Il y a notamment dans le récit une montée d'escalier symbolique, vécue comme une souffrance à l'image de la passion du Christ ou comme une spirale infernale, particulièrement parlante ; cette thématique de l'escalier est fréquente chez les écrivains naturalistes : on la retrouve chez Zola dans La Curée, Nana ou Pot-Bouille.
Daudet donne également force détails sur l'organisation du ménage, le choix des meubles et de la vaisselle, parle d'argent sans tabou, utilise à fond le pouvoir romanesque des scènes de ménage et des disputes. Naturellement, les scènes érotiques sont données à imaginer sous forme d'ellipses.
Là, c'est une scène de rupture qui me revient à l'esprit, lors d'une promenade en forêt, où Sapho est décrite comme une bête : la description est magnifique, cruelle, mais aussi impressionniste.

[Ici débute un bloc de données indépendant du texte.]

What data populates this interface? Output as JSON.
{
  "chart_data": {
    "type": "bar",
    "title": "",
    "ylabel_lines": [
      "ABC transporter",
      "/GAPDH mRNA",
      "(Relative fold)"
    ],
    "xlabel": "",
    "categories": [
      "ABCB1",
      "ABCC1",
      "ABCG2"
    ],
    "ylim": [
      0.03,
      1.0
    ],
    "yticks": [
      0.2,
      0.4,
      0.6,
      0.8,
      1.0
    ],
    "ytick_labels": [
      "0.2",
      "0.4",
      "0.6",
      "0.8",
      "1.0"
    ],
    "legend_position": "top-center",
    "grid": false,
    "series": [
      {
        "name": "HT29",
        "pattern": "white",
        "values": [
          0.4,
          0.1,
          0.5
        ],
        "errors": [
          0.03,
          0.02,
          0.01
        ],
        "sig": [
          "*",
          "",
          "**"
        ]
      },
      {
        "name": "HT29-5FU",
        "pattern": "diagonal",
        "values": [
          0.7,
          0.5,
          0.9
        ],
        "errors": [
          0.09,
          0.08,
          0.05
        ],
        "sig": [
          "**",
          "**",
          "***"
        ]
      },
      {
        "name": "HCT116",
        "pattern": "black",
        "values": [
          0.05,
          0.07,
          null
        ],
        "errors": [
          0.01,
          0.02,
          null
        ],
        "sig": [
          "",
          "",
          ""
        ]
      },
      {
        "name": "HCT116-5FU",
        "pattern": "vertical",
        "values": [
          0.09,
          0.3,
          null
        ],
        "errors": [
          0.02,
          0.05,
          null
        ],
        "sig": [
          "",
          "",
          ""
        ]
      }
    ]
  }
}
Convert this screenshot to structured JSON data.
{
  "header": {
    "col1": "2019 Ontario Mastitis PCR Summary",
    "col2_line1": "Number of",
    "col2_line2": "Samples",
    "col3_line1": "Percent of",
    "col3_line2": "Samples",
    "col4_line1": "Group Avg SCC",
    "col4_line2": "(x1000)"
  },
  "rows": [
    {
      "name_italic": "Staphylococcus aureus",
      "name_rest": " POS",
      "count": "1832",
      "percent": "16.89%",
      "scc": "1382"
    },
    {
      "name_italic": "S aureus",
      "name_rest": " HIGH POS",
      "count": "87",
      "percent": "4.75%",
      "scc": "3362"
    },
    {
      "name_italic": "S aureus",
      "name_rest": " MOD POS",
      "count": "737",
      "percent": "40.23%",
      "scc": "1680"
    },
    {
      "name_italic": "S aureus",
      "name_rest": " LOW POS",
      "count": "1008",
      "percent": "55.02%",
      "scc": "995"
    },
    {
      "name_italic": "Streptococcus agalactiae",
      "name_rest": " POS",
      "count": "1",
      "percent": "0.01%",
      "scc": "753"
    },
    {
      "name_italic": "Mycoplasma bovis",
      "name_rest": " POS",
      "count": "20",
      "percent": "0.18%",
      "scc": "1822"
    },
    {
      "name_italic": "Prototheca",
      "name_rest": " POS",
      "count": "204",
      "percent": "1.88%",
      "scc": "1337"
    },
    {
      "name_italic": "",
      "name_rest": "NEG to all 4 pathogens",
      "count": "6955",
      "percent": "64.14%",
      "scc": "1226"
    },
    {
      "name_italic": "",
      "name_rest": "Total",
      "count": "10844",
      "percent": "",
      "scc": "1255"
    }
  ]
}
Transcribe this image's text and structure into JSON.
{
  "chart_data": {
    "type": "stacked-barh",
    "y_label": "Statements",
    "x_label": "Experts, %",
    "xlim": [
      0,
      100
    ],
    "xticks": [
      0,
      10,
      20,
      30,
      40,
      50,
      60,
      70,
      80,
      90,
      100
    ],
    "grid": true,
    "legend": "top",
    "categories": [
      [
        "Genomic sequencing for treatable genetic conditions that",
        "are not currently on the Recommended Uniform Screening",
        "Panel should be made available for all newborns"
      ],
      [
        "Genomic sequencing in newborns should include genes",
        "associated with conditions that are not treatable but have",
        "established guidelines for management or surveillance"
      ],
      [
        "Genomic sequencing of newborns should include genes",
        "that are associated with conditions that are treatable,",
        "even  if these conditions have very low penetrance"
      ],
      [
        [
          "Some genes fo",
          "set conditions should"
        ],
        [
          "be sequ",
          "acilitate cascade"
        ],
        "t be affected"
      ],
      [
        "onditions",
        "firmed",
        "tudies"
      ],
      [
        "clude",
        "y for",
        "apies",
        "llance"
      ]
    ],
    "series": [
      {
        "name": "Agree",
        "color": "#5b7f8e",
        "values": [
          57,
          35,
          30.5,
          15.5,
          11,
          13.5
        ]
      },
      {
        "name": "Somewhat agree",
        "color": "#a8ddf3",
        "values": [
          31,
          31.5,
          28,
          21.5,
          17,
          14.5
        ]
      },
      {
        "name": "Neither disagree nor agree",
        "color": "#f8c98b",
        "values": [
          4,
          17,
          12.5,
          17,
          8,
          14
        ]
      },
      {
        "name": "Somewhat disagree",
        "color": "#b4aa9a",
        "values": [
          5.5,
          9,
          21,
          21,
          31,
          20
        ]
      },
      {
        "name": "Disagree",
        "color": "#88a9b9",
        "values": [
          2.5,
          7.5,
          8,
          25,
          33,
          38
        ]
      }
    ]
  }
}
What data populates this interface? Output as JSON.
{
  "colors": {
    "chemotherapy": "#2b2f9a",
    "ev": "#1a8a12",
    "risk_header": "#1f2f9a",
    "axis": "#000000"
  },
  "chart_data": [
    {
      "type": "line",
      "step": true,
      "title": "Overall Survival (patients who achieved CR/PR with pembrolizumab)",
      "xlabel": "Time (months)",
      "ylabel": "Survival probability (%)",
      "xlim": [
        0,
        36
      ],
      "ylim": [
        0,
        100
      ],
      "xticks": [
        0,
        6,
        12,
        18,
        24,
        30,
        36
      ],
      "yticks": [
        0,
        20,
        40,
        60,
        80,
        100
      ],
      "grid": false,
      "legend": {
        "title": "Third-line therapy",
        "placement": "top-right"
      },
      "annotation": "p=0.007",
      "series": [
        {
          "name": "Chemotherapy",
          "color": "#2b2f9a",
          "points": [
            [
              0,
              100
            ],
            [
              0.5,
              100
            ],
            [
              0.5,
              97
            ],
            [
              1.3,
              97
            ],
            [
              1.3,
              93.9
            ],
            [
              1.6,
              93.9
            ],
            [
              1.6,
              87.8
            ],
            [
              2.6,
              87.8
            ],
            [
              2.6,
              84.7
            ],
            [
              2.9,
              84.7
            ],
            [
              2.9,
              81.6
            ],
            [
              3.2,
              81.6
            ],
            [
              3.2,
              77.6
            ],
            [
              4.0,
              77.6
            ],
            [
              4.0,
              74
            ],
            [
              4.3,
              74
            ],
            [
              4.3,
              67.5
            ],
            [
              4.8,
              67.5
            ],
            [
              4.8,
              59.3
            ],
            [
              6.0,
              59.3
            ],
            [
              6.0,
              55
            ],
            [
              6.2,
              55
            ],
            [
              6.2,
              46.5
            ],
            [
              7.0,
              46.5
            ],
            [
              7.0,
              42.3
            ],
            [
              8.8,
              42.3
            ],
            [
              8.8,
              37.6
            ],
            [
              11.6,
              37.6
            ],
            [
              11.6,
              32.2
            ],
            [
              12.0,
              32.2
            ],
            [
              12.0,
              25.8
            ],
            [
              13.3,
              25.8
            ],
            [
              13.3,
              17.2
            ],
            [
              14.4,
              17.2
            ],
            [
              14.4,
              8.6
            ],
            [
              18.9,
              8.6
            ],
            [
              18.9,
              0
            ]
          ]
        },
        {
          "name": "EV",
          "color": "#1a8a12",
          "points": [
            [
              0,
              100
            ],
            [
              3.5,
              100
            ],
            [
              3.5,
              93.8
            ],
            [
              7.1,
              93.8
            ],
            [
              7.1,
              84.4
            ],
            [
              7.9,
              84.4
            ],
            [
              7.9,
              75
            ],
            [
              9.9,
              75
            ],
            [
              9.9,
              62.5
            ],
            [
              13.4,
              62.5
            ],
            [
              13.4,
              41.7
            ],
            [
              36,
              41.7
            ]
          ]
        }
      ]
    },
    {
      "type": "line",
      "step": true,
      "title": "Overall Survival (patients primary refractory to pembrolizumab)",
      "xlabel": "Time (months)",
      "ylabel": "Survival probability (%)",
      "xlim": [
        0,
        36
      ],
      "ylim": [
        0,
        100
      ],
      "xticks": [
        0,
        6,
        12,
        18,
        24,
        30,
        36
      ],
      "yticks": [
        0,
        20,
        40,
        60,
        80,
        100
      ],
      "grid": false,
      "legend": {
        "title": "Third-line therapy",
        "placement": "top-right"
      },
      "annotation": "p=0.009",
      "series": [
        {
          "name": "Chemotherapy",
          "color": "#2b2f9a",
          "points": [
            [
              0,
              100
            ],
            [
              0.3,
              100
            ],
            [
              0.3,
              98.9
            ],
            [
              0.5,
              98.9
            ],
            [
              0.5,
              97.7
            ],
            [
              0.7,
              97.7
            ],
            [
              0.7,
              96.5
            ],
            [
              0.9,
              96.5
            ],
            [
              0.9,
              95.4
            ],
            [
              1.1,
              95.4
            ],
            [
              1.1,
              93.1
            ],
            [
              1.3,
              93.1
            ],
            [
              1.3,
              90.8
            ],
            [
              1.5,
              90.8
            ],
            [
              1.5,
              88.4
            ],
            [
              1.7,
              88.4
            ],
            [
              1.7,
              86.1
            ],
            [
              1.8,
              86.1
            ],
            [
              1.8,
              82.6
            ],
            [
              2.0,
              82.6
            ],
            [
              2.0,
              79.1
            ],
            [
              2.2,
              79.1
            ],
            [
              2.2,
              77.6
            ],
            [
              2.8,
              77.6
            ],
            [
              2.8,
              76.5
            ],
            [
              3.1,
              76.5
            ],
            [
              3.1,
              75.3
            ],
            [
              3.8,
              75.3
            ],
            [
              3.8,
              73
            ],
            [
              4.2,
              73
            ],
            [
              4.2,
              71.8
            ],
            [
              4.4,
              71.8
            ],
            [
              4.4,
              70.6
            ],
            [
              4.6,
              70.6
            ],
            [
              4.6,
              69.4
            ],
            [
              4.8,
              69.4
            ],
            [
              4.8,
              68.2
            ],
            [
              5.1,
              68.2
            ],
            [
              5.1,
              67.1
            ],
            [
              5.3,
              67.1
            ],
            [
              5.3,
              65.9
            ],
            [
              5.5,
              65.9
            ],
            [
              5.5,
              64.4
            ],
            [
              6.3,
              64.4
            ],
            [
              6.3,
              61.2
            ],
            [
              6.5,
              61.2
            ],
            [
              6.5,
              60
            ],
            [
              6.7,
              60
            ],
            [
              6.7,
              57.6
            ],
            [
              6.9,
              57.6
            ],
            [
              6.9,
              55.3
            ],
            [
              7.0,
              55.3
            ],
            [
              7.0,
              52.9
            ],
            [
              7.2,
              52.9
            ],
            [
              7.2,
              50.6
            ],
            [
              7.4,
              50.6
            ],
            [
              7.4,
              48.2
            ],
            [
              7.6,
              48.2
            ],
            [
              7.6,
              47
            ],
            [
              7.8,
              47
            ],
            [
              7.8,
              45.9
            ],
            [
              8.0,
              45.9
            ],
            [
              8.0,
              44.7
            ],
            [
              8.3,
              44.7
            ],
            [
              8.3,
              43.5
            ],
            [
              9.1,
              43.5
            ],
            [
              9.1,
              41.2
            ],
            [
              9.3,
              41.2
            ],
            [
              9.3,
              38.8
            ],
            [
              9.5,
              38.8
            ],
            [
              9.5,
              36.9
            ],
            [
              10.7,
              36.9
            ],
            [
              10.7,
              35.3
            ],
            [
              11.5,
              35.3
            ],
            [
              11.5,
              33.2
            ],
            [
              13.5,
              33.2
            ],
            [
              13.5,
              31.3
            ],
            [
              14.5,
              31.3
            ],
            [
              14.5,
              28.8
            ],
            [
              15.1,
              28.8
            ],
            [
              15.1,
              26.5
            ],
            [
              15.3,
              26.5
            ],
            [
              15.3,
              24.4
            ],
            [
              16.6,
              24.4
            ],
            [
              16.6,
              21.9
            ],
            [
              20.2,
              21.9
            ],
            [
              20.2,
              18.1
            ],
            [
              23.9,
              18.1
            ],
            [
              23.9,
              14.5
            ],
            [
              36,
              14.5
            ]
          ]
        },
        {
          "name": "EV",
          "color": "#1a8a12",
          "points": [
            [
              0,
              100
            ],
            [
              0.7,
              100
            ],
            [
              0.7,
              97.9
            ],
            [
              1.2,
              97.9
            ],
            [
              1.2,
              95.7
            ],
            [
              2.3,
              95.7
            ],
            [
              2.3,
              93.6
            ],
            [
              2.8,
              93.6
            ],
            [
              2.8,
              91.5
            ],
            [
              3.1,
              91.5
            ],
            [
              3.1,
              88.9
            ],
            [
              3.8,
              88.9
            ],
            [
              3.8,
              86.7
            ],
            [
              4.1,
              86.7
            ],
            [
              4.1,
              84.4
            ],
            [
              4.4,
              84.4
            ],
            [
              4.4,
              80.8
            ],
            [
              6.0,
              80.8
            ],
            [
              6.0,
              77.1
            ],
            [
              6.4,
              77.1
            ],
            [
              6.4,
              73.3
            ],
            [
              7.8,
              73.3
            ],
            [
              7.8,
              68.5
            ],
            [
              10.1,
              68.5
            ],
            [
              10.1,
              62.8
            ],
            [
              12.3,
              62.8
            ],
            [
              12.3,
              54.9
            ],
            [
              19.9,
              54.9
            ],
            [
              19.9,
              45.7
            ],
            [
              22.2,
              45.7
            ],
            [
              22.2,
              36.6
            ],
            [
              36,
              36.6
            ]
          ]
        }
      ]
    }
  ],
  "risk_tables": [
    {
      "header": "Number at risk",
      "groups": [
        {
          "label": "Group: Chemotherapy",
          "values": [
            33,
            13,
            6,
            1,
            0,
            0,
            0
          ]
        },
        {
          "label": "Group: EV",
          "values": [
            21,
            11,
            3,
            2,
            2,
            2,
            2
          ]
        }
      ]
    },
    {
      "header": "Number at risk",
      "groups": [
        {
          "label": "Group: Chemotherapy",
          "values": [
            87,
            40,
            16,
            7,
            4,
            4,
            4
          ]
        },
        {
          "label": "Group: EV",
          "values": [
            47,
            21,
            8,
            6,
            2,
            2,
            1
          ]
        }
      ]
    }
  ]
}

La Symbolique des lieux est aussi très importante dans ce livre. Malgré le sous-titre, il y a une réelle opposition, une ambiguïté entre Paris et la Provence, entre des milieux que tout oppose. À ce titre, on peut faire un rapprochement entre la maladie de la vigne, le phylloxera, et la syphilis, péril jamais expressément nommé mais sous-jacent dans le texte, dont a d'ailleurs souffert Daudet. Ces deux pathologies représentent de véritables hantises à l'époque contemporaine de l'écriture ; le lecteur peut faire le rapprochement entre affection des corps et maladie des vignes.
Il est intéressant de regarder de plus près toute la partie suburbaine qui retrace un mouvement que je qualifierai de sociologique, quand, aux beaux jours, les parisiens vont s'aérer dans des lieux agréables que Sapho connaît bien, des endroits au bord de l'eau par exemple… On rejoint ici les pratiques artistiques avec la peinture de plein air même si, dans ce livre, on ne voit jamais vraiment les artistes au travail.

À sa sortie, ce roman a été accueilli comme une thèse, une démonstration, un plaidoyer contre la figure de la maitresse tyrannique et contaminante. Cela me paraît plus complexe, en tous les cas plus ambigu… En effet, le couple modèle du ménage Héttema, un peu trop harmonieux sans doute, interroge aussi sur les valeurs bourgeoises ; de même, j'ai été particulièrement émue par le sort de la jeune maitresse de Déchelette, opposé pour sa part au « collage »…
Ce qui me gêne un peu, c'est le côté moraliste qui affleure, comme si l'auteur mettait dans la bouche de certains de ses personnages des observations qui seraient le reflet de ses propres réflexions. Là, on va au-delà de la posture naturaliste qui doit décrire sans porter de jugement. J'ai pu lire que Daudet avait changé son dénouement, le rendant plus raisonnable, gommant une trop haute idée de morale ; en effet, Jean devient une victime tandis que Sapho se révèle presque maternelle, bienfaitrice.

Un roman intéressant, qui mérite d'être relu.
Alphonse Daudet a un peu souffert, comme les Goncourt par exemple, de l'ombre portée par Balzac et Zola… C'est un peu dommage.